Family man. The retiree with his wife at home.

During his holidays he taught at Rwenzori High in the Kasese District  and he was later posted as acting deputy head teacher  to the same school up to 1997. He was again transferred to Nyakasura School for one year and in 1998, he was transferred to Karugutu Secondary School in Bundibugyo District, now in Ntoroko District as a head teacher up to 2009. He retired in 2015 while teaching at Ruteete SS in Kabarole.
 
Strategising for retirement
Bwambale says his preparation for retirement started when he was posted to Nyakasura School. He says at the time, he was paid a paltry Shs3,591 per month. To make ends meet, he engaged in subsistence farming. This move would help to raise more money for future investments, especially buying land.

 “I grew matooke, tomatoes and beans which I sold to staff members. I would wake up at 5am, go to the garden for two-and-a-half hours before preparing for classes. I would then return to the garden after classes in the evening,” Bwambale recounts.

He says he also raised more money from a school canteen which he had started with his colleagues at Nyakasura School, where he was the purchasing officer. The retired teacher also taught part-time in other secondary schools such as Kahinju, Kaboyo and Maranatha which earned him an extra Shs4,500.

During President Obote regime in 1984, he recalls, his salary was increased to Shs14,000. He had saved 180,000 by 1991. He used his savings to acquire a piece of land in Kasese District at Bugoye Sub-county valued at Shs300,000 and paid off the rest in installments. Savings from selling produce at the school enabled him buy a bicycle at Shs42,000 which helped him to join a side business of buying and selling produce.

“After buying the land, I planted matooke and in 1995, I was married and had three children. Then, my wife advised me to start a restaurant near the school (Rwenzori High) and we started cooking for 30 students. I would earn Shs750,000 per term and I used the money to buy another plot of land and build a rental house,” he says.

When he was transferred to Karungutu Secondary School in 1998, he carried on with farming because the soils were fertile and his salary had been increased to Shs450,000. Bwambale used his savings and salary to buy pieces of land in the area.

“While at Karugutu Secondary School, one of my friends advised me to start cattle keeping. I used part of my salary to buy cattle from Rwebisengo, each at Shs50,000 and because I was a farmer there was batter trade between cattle keepers and farmers, I gave them food and they gave cows,” Bwambale says.
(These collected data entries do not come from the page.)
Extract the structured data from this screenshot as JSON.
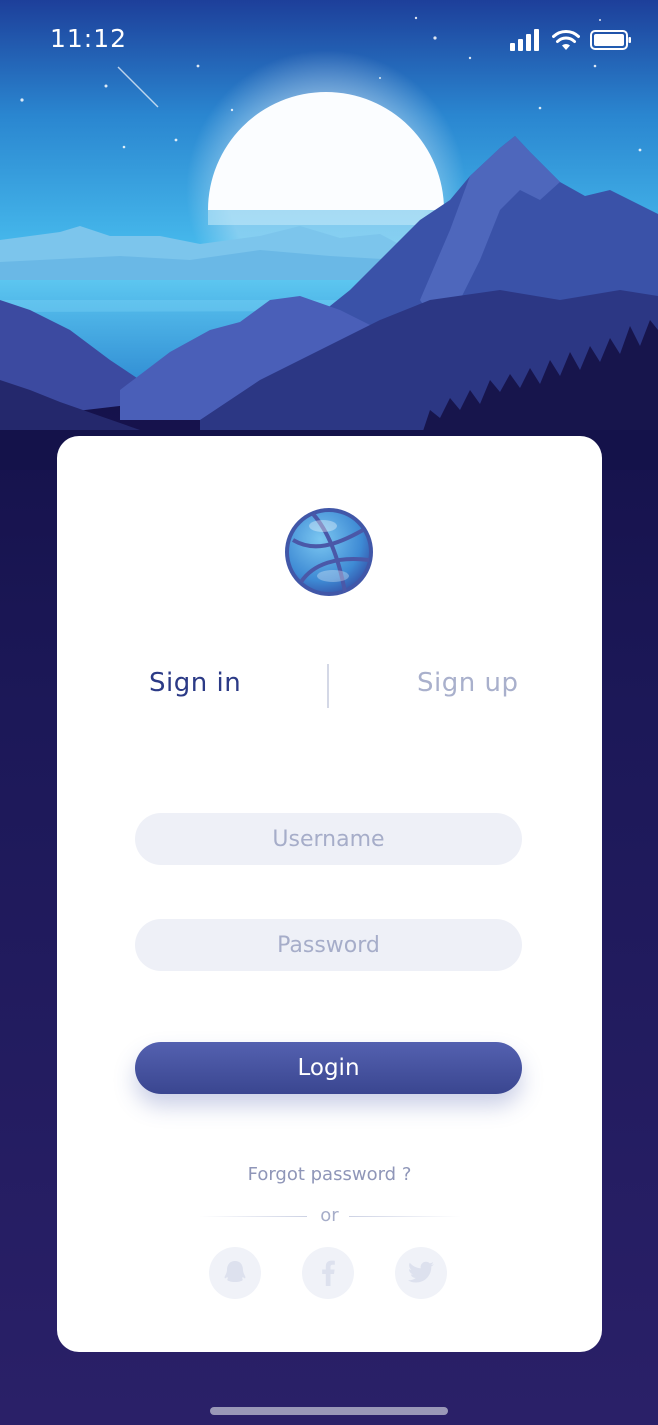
{
  "status_bar": {
    "time": "11:12",
    "icons": [
      "signal-icon",
      "wifi-icon",
      "battery-icon"
    ]
  },
  "card": {
    "logo_icon": "dribbble-logo-icon",
    "tabs": [
      {
        "label": "Sign in",
        "active": true
      },
      {
        "label": "Sign up",
        "active": false
      }
    ],
    "username": {
      "placeholder": "Username",
      "value": ""
    },
    "password": {
      "placeholder": "Password",
      "value": ""
    },
    "login_label": "Login",
    "forgot_label": "Forgot password ?",
    "or_label": "or",
    "social": [
      {
        "icon": "qq-icon"
      },
      {
        "icon": "facebook-icon"
      },
      {
        "icon": "twitter-icon"
      }
    ]
  },
  "colors": {
    "accent": "#2b3a86",
    "button": "#4552a0",
    "inactive": "#a9b0cc",
    "field_bg": "#eef0f7",
    "page_bg": "#1a1650"
  }
}
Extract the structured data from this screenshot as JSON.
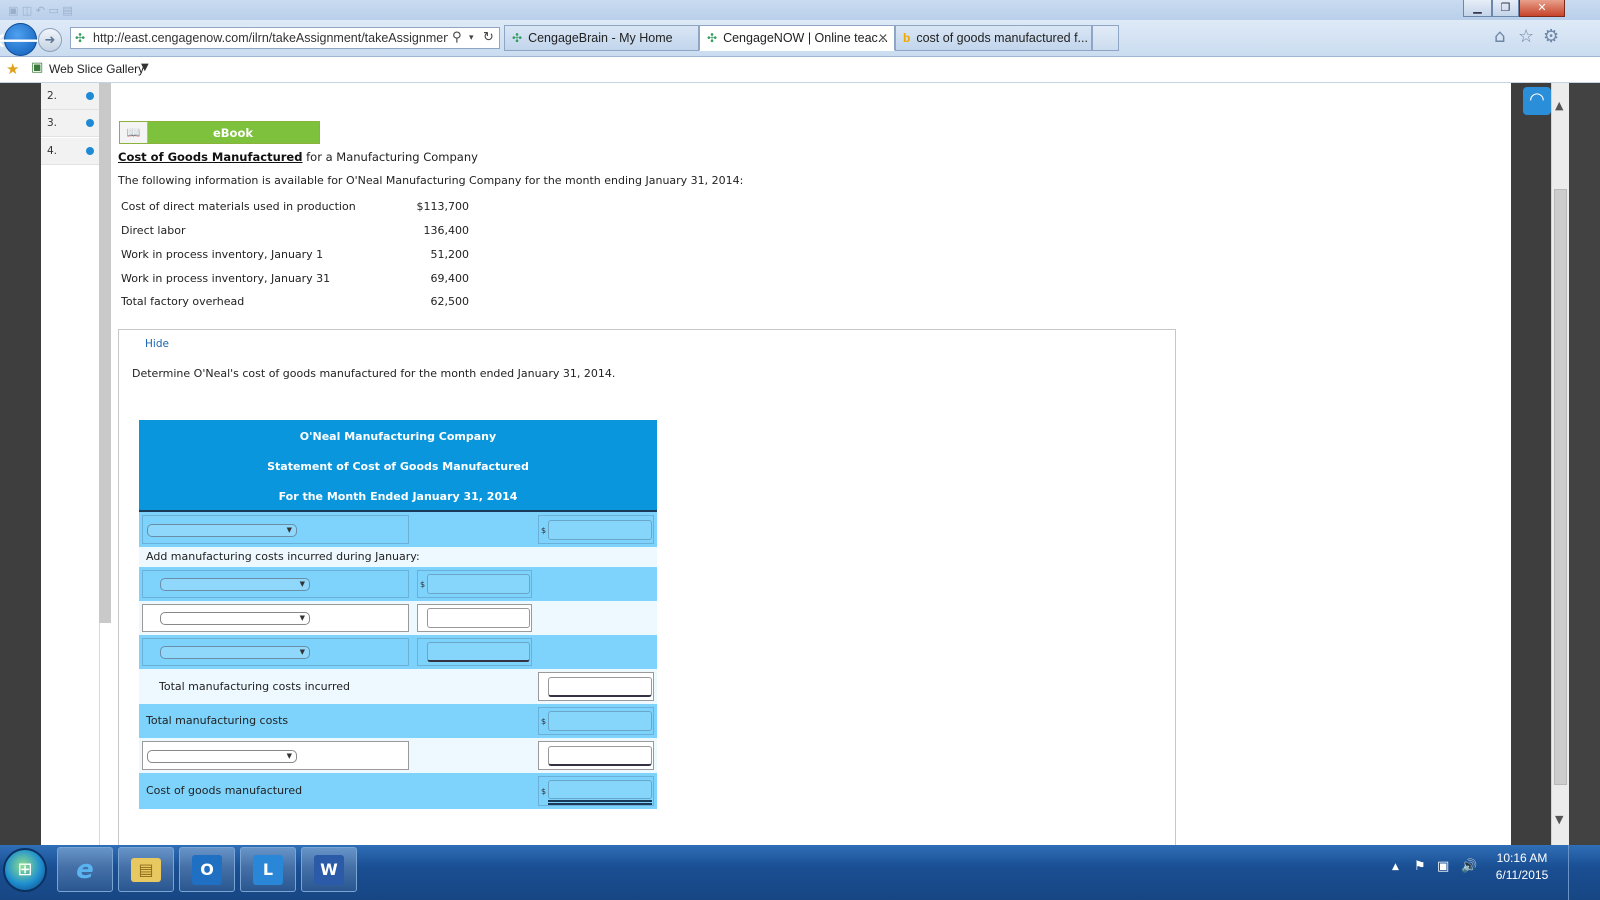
{
  "browser": {
    "address_url": "http://east.cengagenow.com/ilrn/takeAssignment/takeAssignmentI",
    "tabs": [
      {
        "label": "CengageBrain - My Home",
        "active": false
      },
      {
        "label": "CengageNOW | Online teac...",
        "active": true
      },
      {
        "label": "cost of goods manufactured f...",
        "active": false
      }
    ],
    "favorites_bar": {
      "web_slice_gallery": "Web Slice Gallery"
    }
  },
  "question_nav": {
    "items": [
      "2.",
      "3.",
      "4."
    ],
    "status_color": "#1e8ad6"
  },
  "ebook": {
    "label": "eBook"
  },
  "problem": {
    "title_link": "Cost of Goods Manufactured",
    "title_rest": " for a Manufacturing Company",
    "intro": "The following information is available for O'Neal Manufacturing Company for the month ending January 31, 2014:",
    "data": [
      {
        "label": "Cost of direct materials used in production",
        "value": "$113,700"
      },
      {
        "label": "Direct labor",
        "value": "136,400"
      },
      {
        "label": "Work in process inventory, January 1",
        "value": "51,200"
      },
      {
        "label": "Work in process inventory, January 31",
        "value": "69,400"
      },
      {
        "label": "Total factory overhead",
        "value": "62,500"
      }
    ]
  },
  "question": {
    "hide_link": "Hide",
    "instruction": "Determine O'Neal's cost of goods manufactured for the month ended January 31, 2014.",
    "statement": {
      "header": [
        "O'Neal Manufacturing Company",
        "Statement of Cost of Goods Manufactured",
        "For the Month Ended January 31, 2014"
      ],
      "dollar_sign": "$",
      "add_costs_label": "Add manufacturing costs incurred during January:",
      "total_incurred_label": "Total manufacturing costs incurred",
      "total_costs_label": "Total manufacturing costs",
      "cogm_label": "Cost of goods manufactured"
    }
  },
  "taskbar": {
    "time": "10:16 AM",
    "date": "6/11/2015"
  },
  "colors": {
    "header_blue": "#0a96dc",
    "row_blue": "#7dd3fb",
    "ebook_green": "#7ec13c"
  }
}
Blessed with 10 children, cattle keeping at that time earned him some money, which he used to pay tuition and he also set up a stationery shop.  Before retirement, he says he had started building some rental houses in Karugutu, Kasese and large scale farming from which he still earns.

Returns
His rental houses earn him Shs5.8m annually and also from sales of cocoa in Bundibugyo and Karugutu last season, he earned Shs 4.2m.
He is still constructing more rental houses in Bundibugyo and in Karugutu Town Council, saying investing in real estate pays off because there are many people looking for houses to rent.

Investment
The teacher-turned farmer currently has 3.5 acres of land for cultivation in Karugutu, two plots of land fully developed with rental houses and the other three plots he plans to develop in future.  Bwambale says he used part of his pension to buy more land at Shs5.5m and a motorcycle to ease his daily movement.

Typical day  
The 66-year-old says he wakes up at 7am before going to his garden or to supervise his workers at the construction site in Karugutu Town.  Besides that, Bwambale also has other responsibilities as a member of the district service commission of Ntoroko District,chairman Karugutu SACCO and vice chairman Karugutu North.

Two cents
Bwambale says people ought to know that life after work calls for proper planning and that those still earning salary need to be frugal.

“People these days earn a lot of money, but some of them spend it on luxury such as expensive cars which do not generate profits. Young people should know that the future is expensive and plan for it accordingly,” Bwambale urges.

“Also do not copy and paste other people’s investments but think of investment you are sure will generate returns in future.”